Europe for Scotland
- Formation: April 29, 2021; 5 years ago
- Type: Civil society campaign / pressure group
- Headquarters: London, United Kingdom
- Region served: Europe
- Members: Volunteer network across 17+ European countries
- Website: europeforscotland.com

= Europe for Scotland =

Pro-EU Scotland campaign

Europe for Scotland (EfS) is a pan-European civil society campaign, founded in April 2021 by Anthony Barnett and Adam Ramsay, that advocates for an independent Scotland to be welcomed back into the European Union.

The initiative is not affiliated with any political party and describes itself as a volunteer-run network of European citizens acting in solidarity with Scotland following the United Kingdom's withdrawal from the EU, which a majority of Scottish voters opposed in the 2016 United Kingdom European Union membership referendum.

== Background ==
In the 2016 EU membership referendum, 62% of voters in Scotland voted to remain in the European Union, and every one of Scotland's 32 council areas returned a majority for Remain, in contrast to the UK-wide result to leave.

== Launch: 2021 open letter ==
Europe for Scotland launched on 29 April 2021 with an open letter to EU institutions calling on the Union to make clear that an independent Scotland would have a fast route to membership. The letter was signed by nearly 16,000 people across all 27 EU member states, including around 200 cultural and public figures, among them Brian Eno, Elena Ferrante and Slavoj Žižek.

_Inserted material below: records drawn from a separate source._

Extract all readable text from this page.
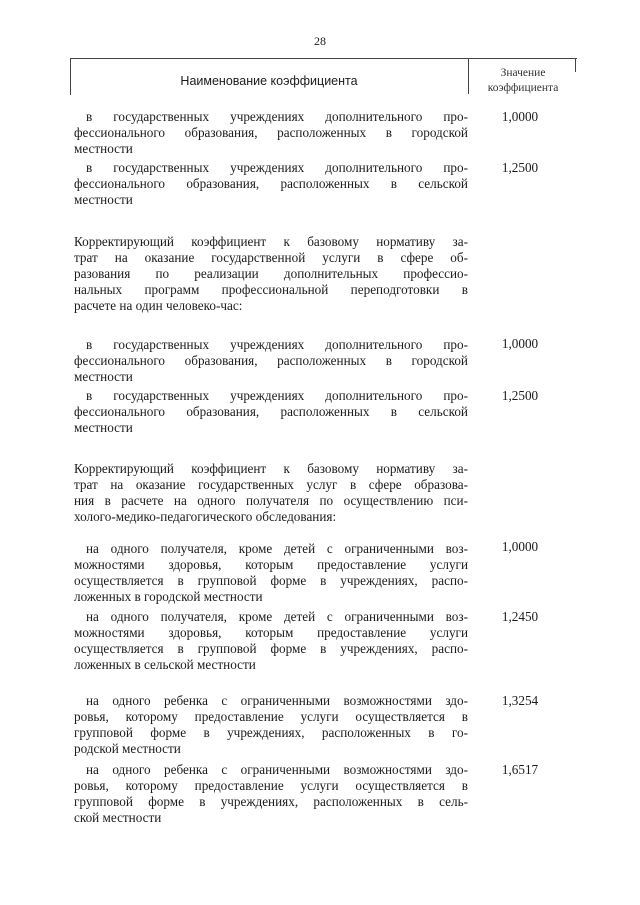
28
Наименование коэффициента
Значение
коэффициента
в государственных учреждениях дополнительного про-
фессионального образования, расположенных в городской
местности
1,0000
в государственных учреждениях дополнительного про-
фессионального образования, расположенных в сельской
местности
1,2500
Корректирующий коэффициент к базовому нормативу за-
трат на оказание государственной услуги в сфере об-
разования по реализации дополнительных профессио-
нальных программ профессиональной переподготовки в
расчете на один человеко-час:
в государственных учреждениях дополнительного про-
фессионального образования, расположенных в городской
местности
1,0000
в государственных учреждениях дополнительного про-
фессионального образования, расположенных в сельской
местности
1,2500
Корректирующий коэффициент к базовому нормативу за-
трат на оказание государственных услуг в сфере образова-
ния в расчете на одного получателя по осуществлению пси-
холого-медико-педагогического обследования:
на одного получателя, кроме детей с ограниченными воз-
можностями здоровья, которым предоставление услуги
осуществляется в групповой форме в учреждениях, распо-
ложенных в городской местности
1,0000
на одного получателя, кроме детей с ограниченными воз-
можностями здоровья, которым предоставление услуги
осуществляется в групповой форме в учреждениях, распо-
ложенных в сельской местности
1,2450
на одного ребенка с ограниченными возможностями здо-
ровья, которому предоставление услуги осуществляется в
групповой форме в учреждениях, расположенных в го-
родской местности
1,3254
на одного ребенка с ограниченными возможностями здо-
ровья, которому предоставление услуги осуществляется в
групповой форме в учреждениях, расположенных в сель-
ской местности
1,6517
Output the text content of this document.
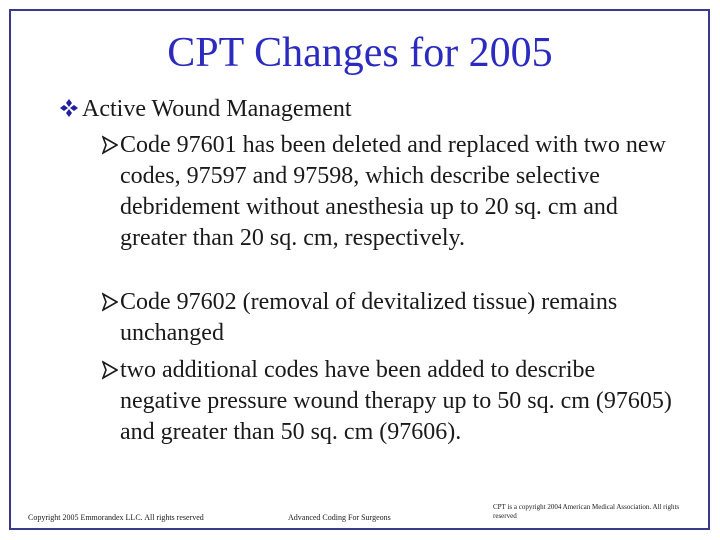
CPT Changes for 2005
Active Wound Management
Code 97601 has been deleted and replaced with two new codes, 97597 and 97598, which describe selective debridement without anesthesia up to 20 sq. cm and greater than 20 sq. cm, respectively.
Code 97602 (removal of devitalized tissue) remains unchanged
two additional codes have been added to describe negative pressure wound therapy up to 50 sq. cm (97605) and greater than 50 sq. cm (97606).
Copyright 2005 Emmorandex LLC. All rights reserved	Advanced Coding For Surgeons
CPT is a copyright 2004 American Medical Association. All rights reserved
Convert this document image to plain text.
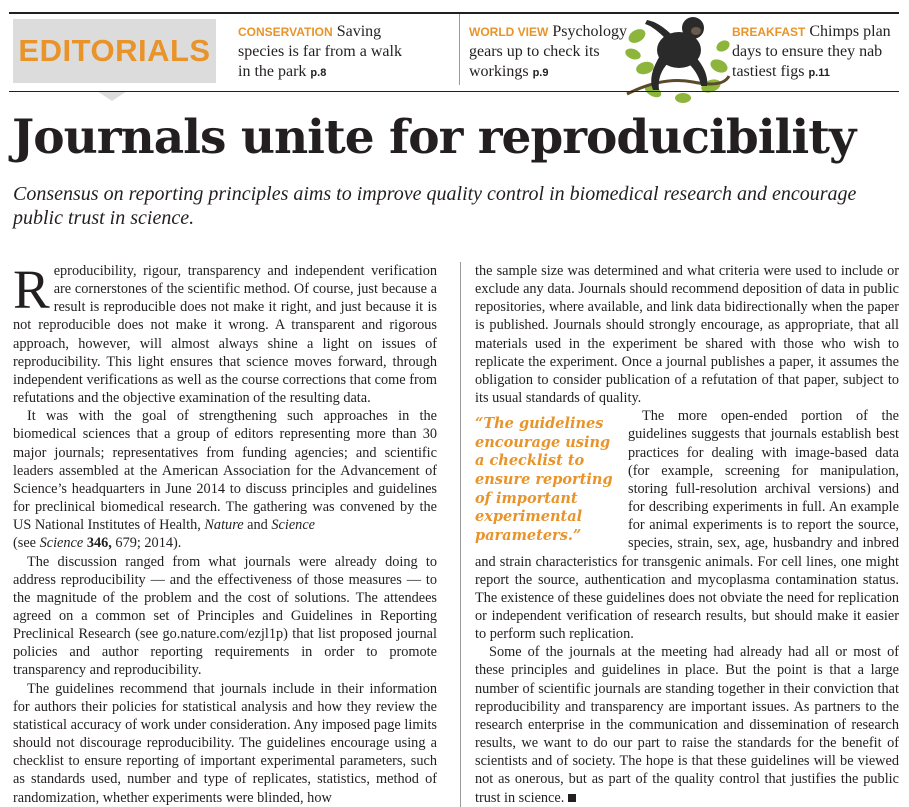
EDITORIALS
CONSERVATION Saving species is far from a walk in the park p.8
WORLD VIEW Psychology gears up to check its workings p.9
BREAKFAST Chimps plan days to ensure they nab tastiest figs p.11
Journals unite for reproducibility
Consensus on reporting principles aims to improve quality control in biomedical research and encourage public trust in science.

Reproducibility, rigour, transparency and independent verification are cornerstones of the scientific method. Of course, just because a result is reproducible does not make it right, and just because it is not reproducible does not make it wrong. A transparent and rigorous approach, however, will almost always shine a light on issues of reproducibility. This light ensures that science moves forward, through independent verifications as well as the course corrections that come from refutations and the objective examination of the resulting data.

It was with the goal of strengthening such approaches in the biomedical sciences that a group of editors representing more than 30 major journals; representatives from funding agencies; and scientific leaders assembled at the American Association for the Advancement of Science’s headquarters in June 2014 to discuss principles and guidelines for preclinical biomedical research. The gathering was convened by the US National Institutes of Health, Nature and Science
(see Science 346, 679; 2014).

The discussion ranged from what journals were already doing to address reproducibility — and the effectiveness of those measures — to the magnitude of the problem and the cost of solutions. The attendees agreed on a common set of Principles and Guidelines in Reporting Preclinical Research (see go.nature.com/ezjl1p) that list proposed journal policies and author reporting requirements in order to promote transparency and reproducibility.

The guidelines recommend that journals include in their information for authors their policies for statistical analysis and how they review the statistical accuracy of work under consideration. Any imposed page limits should not discourage reproducibility. The guidelines encourage using a checklist to ensure reporting of important experimental parameters, such as standards used, number and type of replicates, statistics, method of randomization, whether experiments were blinded, how

the sample size was determined and what criteria were used to include or exclude any data. Journals should recommend deposition of data in public repositories, where available, and link data bidirectionally when the paper is published. Journals should strongly encourage, as appropriate, that all materials used in the experiment be shared with those who wish to replicate the experiment. Once a journal publishes a paper, it assumes the obligation to consider publication of a refutation of that paper, subject to its usual standards of quality.

“The guidelines encourage using a checklist to ensure reporting of important experimental parameters.”

The more open-ended portion of the guidelines suggests that journals establish best practices for dealing with image-based data (for example, screening for manipulation, storing full-resolution archival versions) and for describing experiments in full. An example for animal experiments is to report the source, species, strain, sex, age, husbandry and inbred and strain characteristics for transgenic animals. For cell lines, one might report the source, authentication and mycoplasma contamination status. The existence of these guidelines does not obviate the need for replication or independent verification of research results, but should make it easier to perform such replication.

Some of the journals at the meeting had already had all or most of these principles and guidelines in place. But the point is that a large number of scientific journals are standing together in their conviction that reproducibility and transparency are important issues. As partners to the research enterprise in the communication and dissemination of research results, we want to do our part to raise the standards for the benefit of scientists and of society. The hope is that these guidelines will be viewed not as onerous, but as part of the quality control that justifies the public trust in science.
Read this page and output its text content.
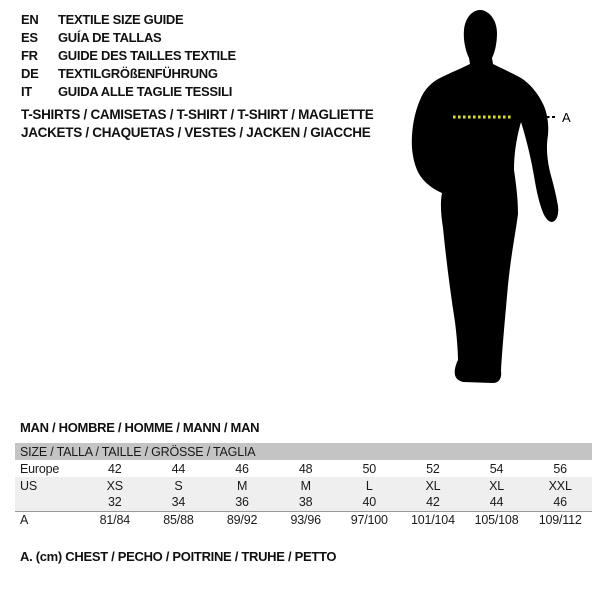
EN	TEXTILE SIZE GUIDE
ES	GUÍA DE TALLAS
FR	GUIDE DES TAILLES TEXTILE
DE	TEXTILGRÖßENFÜHRUNG
IT	GUIDA ALLE TAGLIE TESSILI
T-SHIRTS / CAMISETAS / T-SHIRT / T-SHIRT / MAGLIETTE
JACKETS / CHAQUETAS / VESTES / JACKEN / GIACCHE
A
MAN / HOMBRE / HOMME / MANN / MAN
SIZE / TALLA / TAILLE / GRÖSSE / TAGLIA								
Europe	42	44	46	48	50	52	54	56
US	XS	S	M	M	L	XL	XL	XXL
	32	34	36	38	40	42	44	46
A	81/84	85/88	89/92	93/96	97/100	101/104	105/108	109/112
A. (cm) CHEST / PECHO / POITRINE / TRUHE / PETTO
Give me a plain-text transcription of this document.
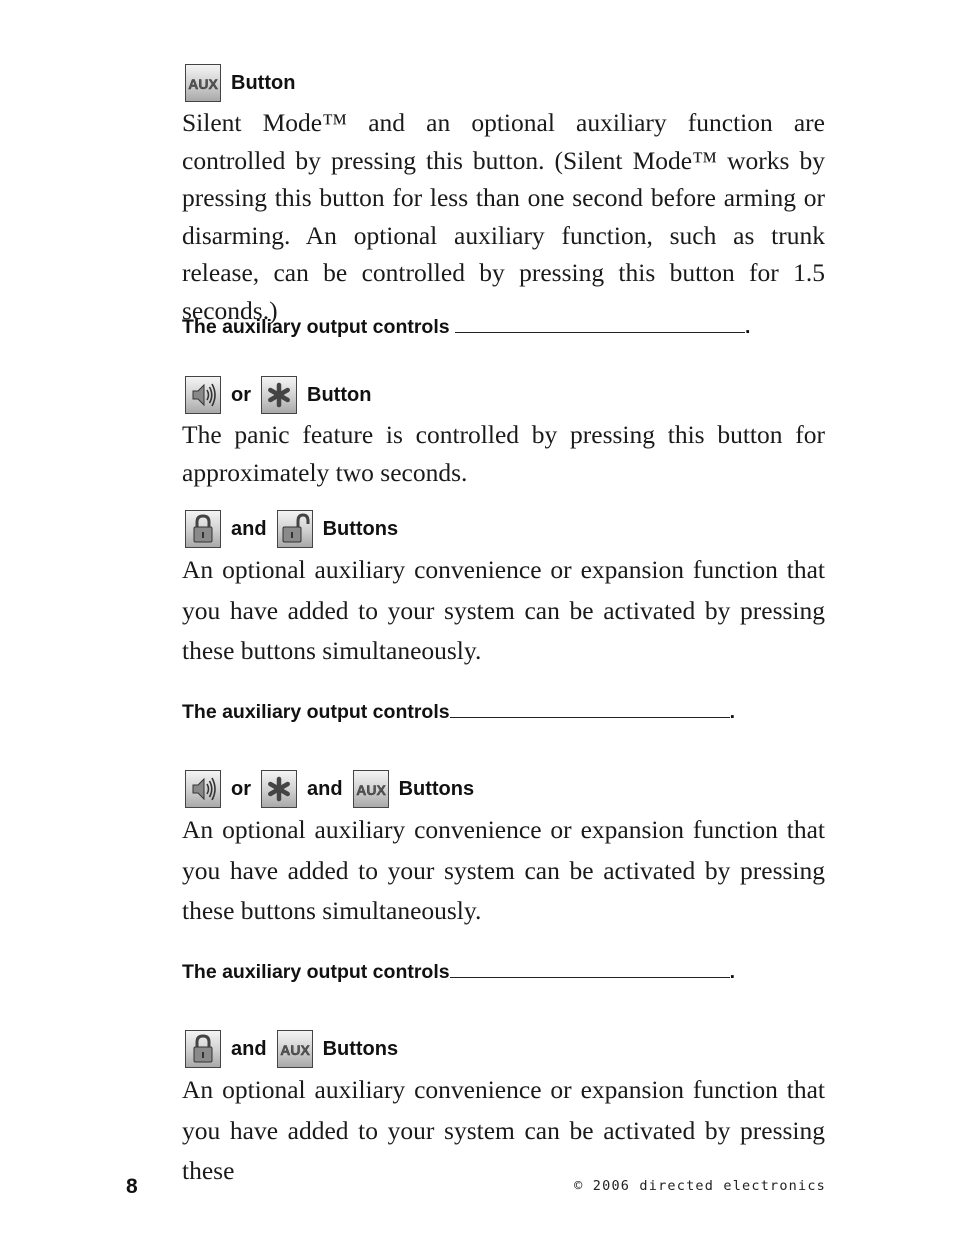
AUX Button

Silent Mode™ and an optional auxiliary function are controlled by pressing this button. (Silent Mode™ works by pressing this button for less than one second before arming or disarming. An optional auxiliary function, such as trunk release, can be controlled by pressing this button for 1.5 seconds.)

The auxiliary output controls	.
or	Button

The panic feature is controlled by pressing this button for approximately two seconds.

and	Buttons

An optional auxiliary convenience or expansion function that you have added to your system can be activated by pressing these buttons simultaneously.

The auxiliary output controls	.
or	and AUX Buttons

An optional auxiliary convenience or expansion function that you have added to your system can be activated by pressing these buttons simultaneously.

The auxiliary output controls	.
and AUX Buttons

An optional auxiliary convenience or expansion function that you have added to your system can be activated by pressing these

8	© 2006 directed electronics
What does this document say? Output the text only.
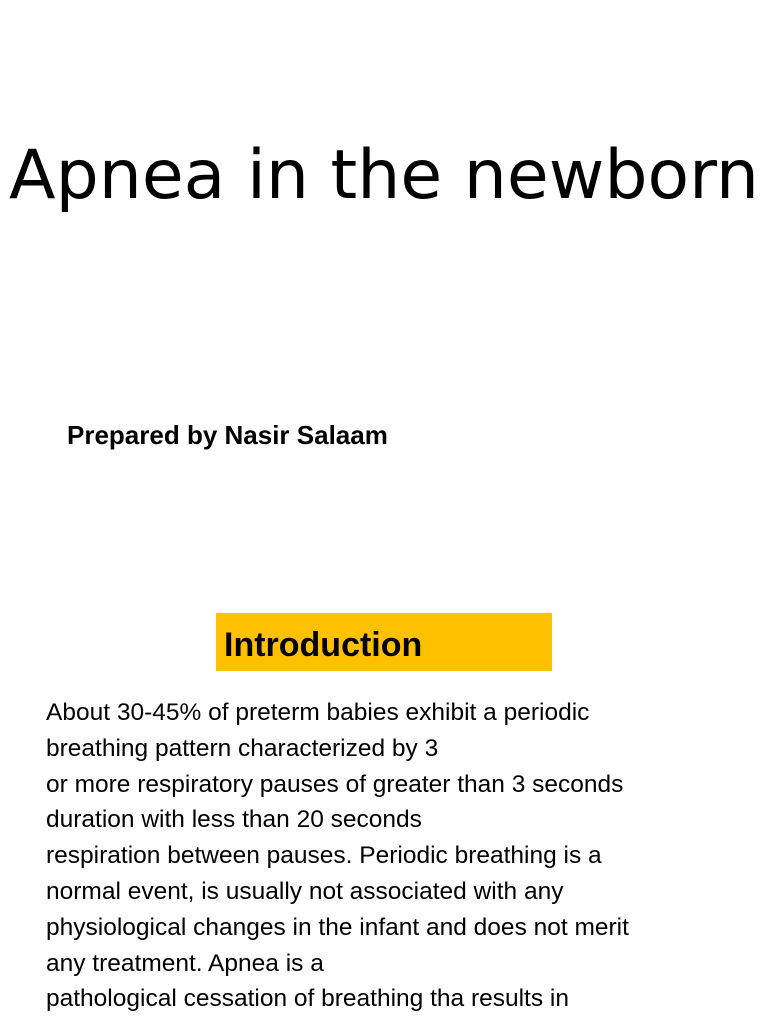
Apnea in the newborn
Prepared by Nasir Salaam
Introduction
About 30-45% of preterm babies exhibit a periodic
breathing pattern characterized by 3
or more respiratory pauses of greater than 3 seconds
duration with less than 20 seconds
respiration between pauses. Periodic breathing is a
normal event, is usually not associated with any
physiological changes in the infant and does not merit
any treatment. Apnea is a
pathological cessation of breathing tha results in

The launch was reported by The Guardian, which ran both a news story and the letter itself, Al Jazeera, Politico Europe, The Irish Times, Süddeutsche Zeitung, Libération and China Daily, alongside The Herald and The National in Scotland.

== Activities ==

Following the launch letter, Europe for Scotland built a network of volunteer "ambassadors" across EU member states to press Scotland's case in national debates. After the UK Supreme Court ruled in November 2022 that the Scottish Parliament could not legislate for a second independence referendum without Westminster's consent, the campaign coordinated solidarity rallies in European cities including Rome, Paris and Berlin, alongside a further open letter reported in The Herald.

Ahead of the 2024 European Parliament election, the campaign ran "Speak Up for Scotland", collecting solidarity commitments from parliamentary candidates across EU member states, ten of whom were subsequently elected. In April 2025 a delegation including former MEPs Alyn Smith and Heather Anderson travelled to the European Parliament in Brussels to meet sitting MEPs from several EU states, and the campaign returned to Brussels in June 2026 to mark the tenth anniversary of the 2016 EU referendum.